Massively expedited genome-wide heritability analysis (MEGHA)

Abstract

The discovery and prioritization of heritable phenotypes is a computational challenge in a variety of settings, including neuroimaging genetics and analyses of the vast phenotypic repositories in electronic health record systems and population-based biobanks. Classical estimates of heritability require twin or pedigree data, which can be costly and difficult to acquire. Genome-wide complex trait analysis is an alternative tool to compute heritability estimates from unrelated individuals, using genome-wide data that are increasingly ubiquitous, but is computationally demanding and becomes difficult to apply in evaluating very large numbers of phenotypes. Here we present a fast and accurate statistical method for high-dimensional heritability analysis using genome-wide SNP data from unrelated individuals, termed massively expedited genome-wide heritability analysis (MEGHA) and accompanying nonparametric sampling techniques that enable flexible inferences for arbitrary statistics of interest. MEGHA produces estimates and significance measures of heritability with several orders of magnitude less computational time than existing methods, making heritability-based prioritization of millions of phenotypes based on data from unrelated individuals tractable for the first time to our knowledge. As a demonstration of application, we conducted heritability analyses on global and local morphometric measurements derived from brain structural MRI scans, using genome-wide SNP data from 1,320 unrelated young healthy adults of non-Hispanic European ancestry. We also computed surface maps of heritability for cortical thickness measures and empirically localized cortical regions where thickness measures were significantly heritable. Our analyses demonstrate the unique capability of MEGHA for large-scale heritability-based screening and high-dimensional heritability profile construction.

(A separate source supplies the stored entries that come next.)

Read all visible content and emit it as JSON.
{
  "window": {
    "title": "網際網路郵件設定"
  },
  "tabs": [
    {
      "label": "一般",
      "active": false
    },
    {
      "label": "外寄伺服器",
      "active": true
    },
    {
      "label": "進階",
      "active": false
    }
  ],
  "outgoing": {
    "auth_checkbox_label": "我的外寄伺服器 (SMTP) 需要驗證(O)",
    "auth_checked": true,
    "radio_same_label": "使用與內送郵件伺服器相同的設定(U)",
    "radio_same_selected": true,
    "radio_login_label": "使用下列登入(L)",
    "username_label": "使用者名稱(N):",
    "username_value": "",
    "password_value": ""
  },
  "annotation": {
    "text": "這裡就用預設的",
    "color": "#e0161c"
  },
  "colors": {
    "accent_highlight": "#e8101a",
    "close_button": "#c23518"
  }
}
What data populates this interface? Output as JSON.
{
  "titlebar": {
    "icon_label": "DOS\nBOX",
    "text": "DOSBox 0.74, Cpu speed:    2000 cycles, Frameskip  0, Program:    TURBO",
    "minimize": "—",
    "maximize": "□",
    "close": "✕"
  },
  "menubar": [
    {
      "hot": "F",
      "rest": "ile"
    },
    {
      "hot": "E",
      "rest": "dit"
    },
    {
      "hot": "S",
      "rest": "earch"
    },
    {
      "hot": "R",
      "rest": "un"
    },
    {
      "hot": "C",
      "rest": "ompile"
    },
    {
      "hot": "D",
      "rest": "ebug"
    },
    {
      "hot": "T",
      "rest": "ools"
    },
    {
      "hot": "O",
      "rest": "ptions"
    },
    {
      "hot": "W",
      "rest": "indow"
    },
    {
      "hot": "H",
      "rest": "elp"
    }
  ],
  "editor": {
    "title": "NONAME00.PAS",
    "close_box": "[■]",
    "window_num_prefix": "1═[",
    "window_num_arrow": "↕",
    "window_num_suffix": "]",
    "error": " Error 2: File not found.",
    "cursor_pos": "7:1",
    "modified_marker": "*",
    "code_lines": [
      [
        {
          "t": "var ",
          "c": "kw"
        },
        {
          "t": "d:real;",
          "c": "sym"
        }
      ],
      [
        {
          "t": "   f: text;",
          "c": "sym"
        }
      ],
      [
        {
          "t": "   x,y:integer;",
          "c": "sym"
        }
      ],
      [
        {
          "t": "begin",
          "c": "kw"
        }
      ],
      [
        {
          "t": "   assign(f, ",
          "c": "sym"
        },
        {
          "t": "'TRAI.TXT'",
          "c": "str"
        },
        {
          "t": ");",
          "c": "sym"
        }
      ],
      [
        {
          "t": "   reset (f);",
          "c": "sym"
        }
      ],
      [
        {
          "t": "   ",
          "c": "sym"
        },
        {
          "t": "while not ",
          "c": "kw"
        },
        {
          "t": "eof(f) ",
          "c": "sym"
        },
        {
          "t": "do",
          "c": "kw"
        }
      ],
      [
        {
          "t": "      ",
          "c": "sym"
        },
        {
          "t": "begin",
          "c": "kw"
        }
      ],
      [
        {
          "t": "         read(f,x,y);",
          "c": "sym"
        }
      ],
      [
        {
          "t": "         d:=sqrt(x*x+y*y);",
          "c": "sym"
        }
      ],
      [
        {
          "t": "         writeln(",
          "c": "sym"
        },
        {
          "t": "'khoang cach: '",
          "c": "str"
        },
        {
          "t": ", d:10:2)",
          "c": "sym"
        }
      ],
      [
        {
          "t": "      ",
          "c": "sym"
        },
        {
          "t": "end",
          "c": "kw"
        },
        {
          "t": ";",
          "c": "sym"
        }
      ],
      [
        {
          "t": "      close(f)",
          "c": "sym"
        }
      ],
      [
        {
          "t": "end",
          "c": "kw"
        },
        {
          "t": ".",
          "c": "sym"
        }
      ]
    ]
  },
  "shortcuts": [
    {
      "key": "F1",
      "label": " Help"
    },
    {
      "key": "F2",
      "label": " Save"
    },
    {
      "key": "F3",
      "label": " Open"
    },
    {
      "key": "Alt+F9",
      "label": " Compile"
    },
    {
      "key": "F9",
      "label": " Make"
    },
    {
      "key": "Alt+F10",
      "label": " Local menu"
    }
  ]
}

Keywords: endophenotype; genome-wide complex trait analysis; heritability; imaging genetics; phenomics.

Fig. 1.

MEGHA SNP-based heritability estimates for global morphometric measurements are plotted against GCTA results.

Fig. 2.

Evaluation of MEGHA using average cortical thickness measures in 68 regions of interest (ROIs). MEGHA SNP-based heritability estimates (Left) and P values (Right) are plotted against GCTA results for each ROI. There is an excellent concordance between MEGHA and GCTA.

Fig. 3.

Superior (S), inferior (I), lateral (L), anterior (A), posterior (P), and medial (M) views of the vertex-wise surface maps for SNP-based heritability significance of cortical thickness measures constructed by MEGHA. All clusters identified with a cluster-forming threshold P = 0.01 are shown. Five clusters that are familywise error corrected (FWEc) significant in size (FWEc, P < 0.05) based on 1,000 permutations are white outlined and annotated.